PHNOM PENH – Para diplomat ASEAN memperbarui komitmen mereka terhadap Konvensi Kerangka Kerja PBB tentang Perubahan Iklim (UNFCCC), Perjanjian Paris dan COP-15, khususnya prinsip tanggung jawab bersama untuk menanggapi perubahan iklim, menurut pernyataan bersama yang dikeluarkan oleh para menteri ASEAN ke-55. urusan luar negeri dikecualikan. ‘ Meeting (AMM) dan pertemuan terkait yang diselenggarakan oleh Kamboja.
Para diplomat ASEAN juga menyatakan mereka mendukung ratifikasi perjanjian iklim pada Konferensi Perubahan Iklim PBB COP-26 di Glasgow, Inggris.
Pernyataan mereka selanjutnya mencatat bahwa negara-negara ASEAN juga mengakui pentingnya meningkatkan kerja sama, seperti peningkatan kapasitas dan pendanaan iklim oleh negara-negara maju, untuk implementasi komitmen berdasarkan Perjanjian Paris dan Konvensi Iklim Glasgow.

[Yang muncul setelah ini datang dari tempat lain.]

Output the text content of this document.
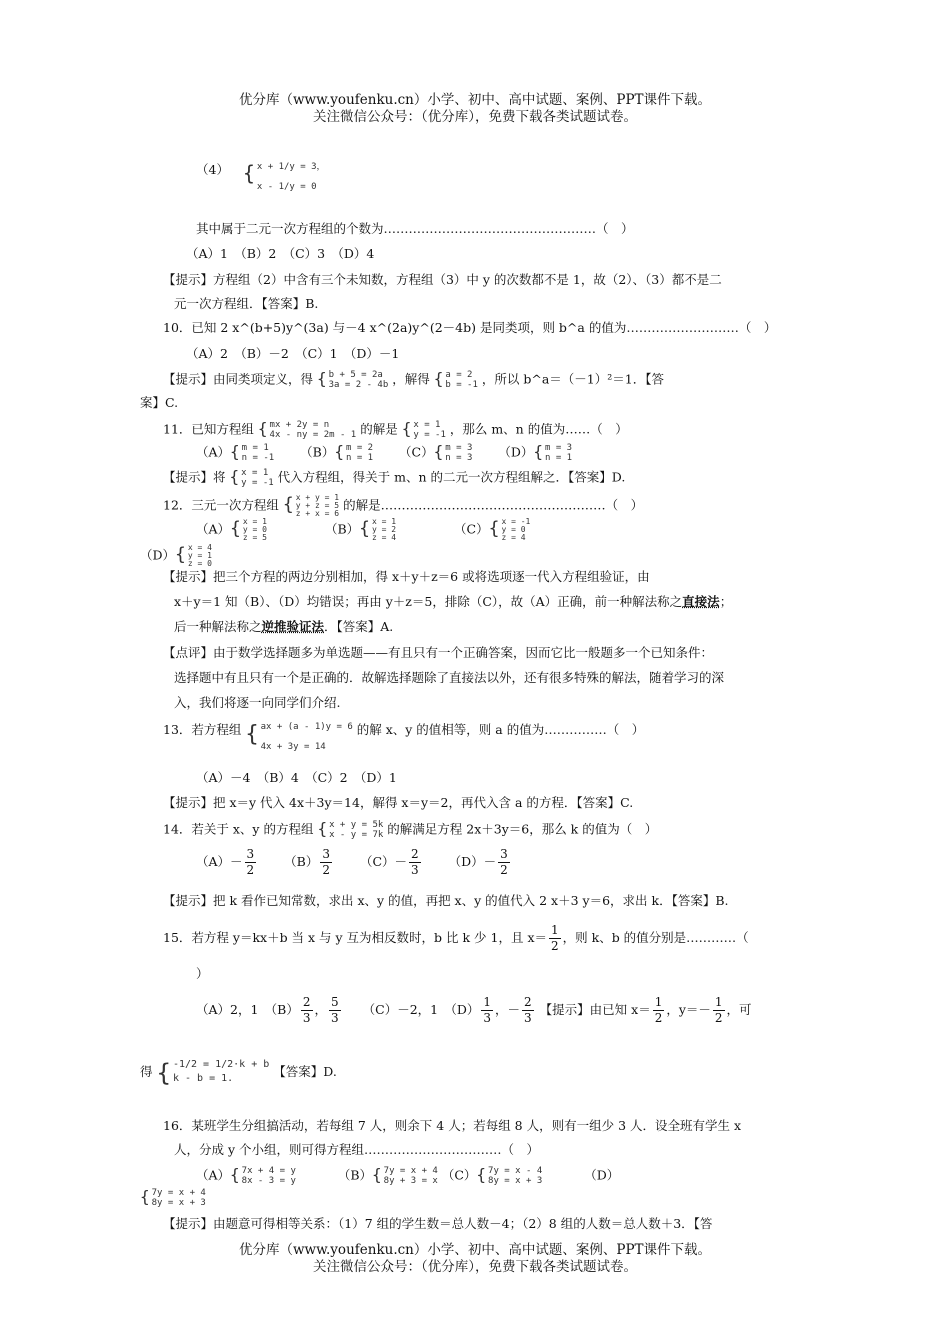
优分库（www.youfenku.cn）小学、初中、高中试题、案例、PPT课件下载。
关注微信公众号：（优分库），免费下载各类试题试卷。
（4） { x + 1/y = 3，

x - 1/y = 0

其中属于二元一次方程组的个数为……………………………………………（　）
（A）1　（B）2　（C）3　（D）4
【提示】方程组（2）中含有三个未知数，方程组（3）中 y 的次数都不是 1，故（2）、（3）都不是二
元一次方程组．【答案】B.
10．已知 2 x^(b+5)y^(3a) 与－4 x^(2a)y^(2－4b) 是同类项，则 b^a 的值为………………………（　）
（A）2　（B）－2　（C）1　（D）－1
【提示】由同类项定义，得 { b + 5 = 2a
3a = 2 - 4b ，解得 { a = 2
b = -1 ，所以 b^a＝（－1）²＝1．【答
案】C.
11．已知方程组 { mx + 2y = n
4x - ny = 2m - 1 的解是 { x = 1
y = -1 ，那么 m、n 的值为……（　）
（A）{ m = 1
n = -1 （B）{ m = 2
n = 1 （C）{ m = 3
n = 3 （D）{ m = 3
n = 1
【提示】将 { x = 1
y = -1 代入方程组，得关于 m、n 的二元一次方程组解之．【答案】D.
12．三元一次方程组 { x + y = 1
y + z = 5
z + x = 6 的解是………………………………………………（　）
（A）{ x = 1
y = 0
z = 5  （B）{ x = 1
y = 2
z = 4  （C）{ x = -1
y = 0
z = 4
（D）{ x = 4
y = 1
z = 0
【提示】把三个方程的两边分别相加，得 x＋y＋z＝6 或将选项逐一代入方程组验证，由
x＋y＝1 知（B）、（D）均错误；再由 y＋z＝5，排除（C），故（A）正确，前一种解法称之直接法；
后一种解法称之逆推验证法．【答案】A.
【点评】由于数学选择题多为单选题——有且只有一个正确答案，因而它比一般题多一个已知条件：
选择题中有且只有一个是正确的．故解选择题除了直接法以外，还有很多特殊的解法，随着学习的深
入，我们将逐一向同学们介绍.
13．若方程组 { ax + (a - 1)y = 6

4x + 3y = 14 的解 x、y 的值相等，则 a 的值为……………（　）
（A）－4　（B）4　（C）2　（D）1
【提示】把 x＝y 代入 4x＋3y＝14，解得 x＝y＝2，再代入含 a 的方程．【答案】C.
14．若关于 x、y 的方程组 { x + y = 5k
x - y = 7k 的解满足方程 2x＋3y＝6，那么 k 的值为（　）
$(A)- \frac{3}{2} (B) \frac{3}{2} (C)- \frac{2}{3} (D)- \frac{3}{2}$
【提示】把 k 看作已知常数，求出 x、y 的值，再把 x、y 的值代入 2 x＋3 y＝6，求出 k．【答案】B.
15．若方程 y＝kx＋b 当 x 与 y 互为相反数时，b 比 k 少 1，且 $x= \frac{1}{2}$ ，则 k、b 的值分别是…………（
）
（A）2，1　$(B) \frac{2}{3}$ ， $\frac{5}{3} (C)-2$，1　$(D) \frac{1}{3}$ ，－ $\frac{2}{3}$ 【提示】由已知 $x= \frac{1}{2}$ ，$y=- \frac{1}{2}$ ，可
得 { -1/2 = 1/2·k + b
k - b = 1.	【答案】D.
16．某班学生分组搞活动，若每组 7 人，则余下 4 人；若每组 8 人，则有一组少 3 人．设全班有学生 x
人，分成 y 个小组，则可得方程组……………………………（　）
（A）{ 7x + 4 = y
8x - 3 = y	（B）{ 7y = x + 4
8y + 3 = x （C）{ 7y = x - 4
8y = x + 3	（D）
{ 7y = x + 4
8y = x + 3
【提示】由题意可得相等关系：（1）7 组的学生数＝总人数－4；（2）8 组的人数＝总人数＋3．【答
优分库（www.youfenku.cn）小学、初中、高中试题、案例、PPT课件下载。
关注微信公众号：（优分库），免费下载各类试题试卷。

ASEAN juga menantikan upaya global yang akan ditentukan pada UNFCCC (COP-27) yang akan diselenggarakan pada 6-18 November 2022 di Sharm el-Sheikh, Mesir.
Para Menteri Luar Negeri ASEAN mendorong pembangunan sebagai respons terhadap perubahan iklim, dengan rencana untuk mendirikan Pusat Perubahan Iklim ASEAN (ACCC) di Brunei Darussalam untuk meningkatkan koordinasi perubahan iklim dan kerja sama antar negara anggota ASEAN untuk membangun ketahanan terhadap peningkatan perubahan iklim dan mengurangi emisi karbon.
Secara terpisah, pemerintah Kamboja mengatakan pihaknya berkomitmen kuat untuk mengatasi perubahan iklim dan kerusakan lingkungan di kawasan dan dunia, meskipun emisi gas rumah kaca di Kerajaan tersebut secara historis dan saat ini rendah.
Perdana Menteri Hun Sen, yang memimpin pembukaan AMM ke-55 dan pertemuan terkait di Phnom Penh pada tanggal 3 Agustus, mendesak penerapan Kesepakatan Hijau ASEAN yang bertujuan untuk mendorong kawasan ASEAN secara bertahap bergerak menuju gerakan hijau di masa depan dengan keberlanjutan, efisiensi penggunaan sumber daya, ketahanan, energi terbarukan dan peningkatan daya saing ekonomi.
Sebelumnya pada tahun 2020, Kamboja adalah salah satu dari 72 negara yang menyerahkan laporan terkini mengenai kontribusi Kamboja terhadap implementasi Konvensi Kerangka Kerja PBB tentang Perubahan Iklim (NDC) kepada Sekretariat UNFCCC dan melakukannya lebih cepat dari jadwal.
Pada tahun 2021, Kamboja kemudian mengajukan Strategi Jangka Panjang untuk Netralitas Karbon (LTS4CN) yang menguraikan visi jangka panjangnya untuk menghilangkan emisi karbon sebagai respons terhadap perubahan iklim global, dengan tujuan mencapai nol emisi bagi Kerajaan tersebut pada tahun 2050.
Ketika strategi tersebut diterbitkan pada bulan Februari, Menteri Lingkungan Hidup Say Sam Al mengatakan Kamboja adalah negara terbelakang kedua di dunia dan negara kedua di ASEAN yang merumuskan strategi untuk mencapai nol emisi karbon pada tahun 2050.
Ia mengatakan inti dari strategi ini terdiri dari empat bidang utama – pengelolaan hutan, pengurangan emisi dari sektor energi dan transportasi dan memastikan efisiensi energi, serta pengembangan pertanian hijau.
Pemerintah Kamboja juga menyatakan bahwa bukti lebih lanjut dari komitmen kuatnya dalam mengatasi perubahan iklim adalah dimasukkannya 13 inisiatif hijau dan iklim ke dalam strategi pembangunan dan pemulihan ekonomi pasca-Covid-19.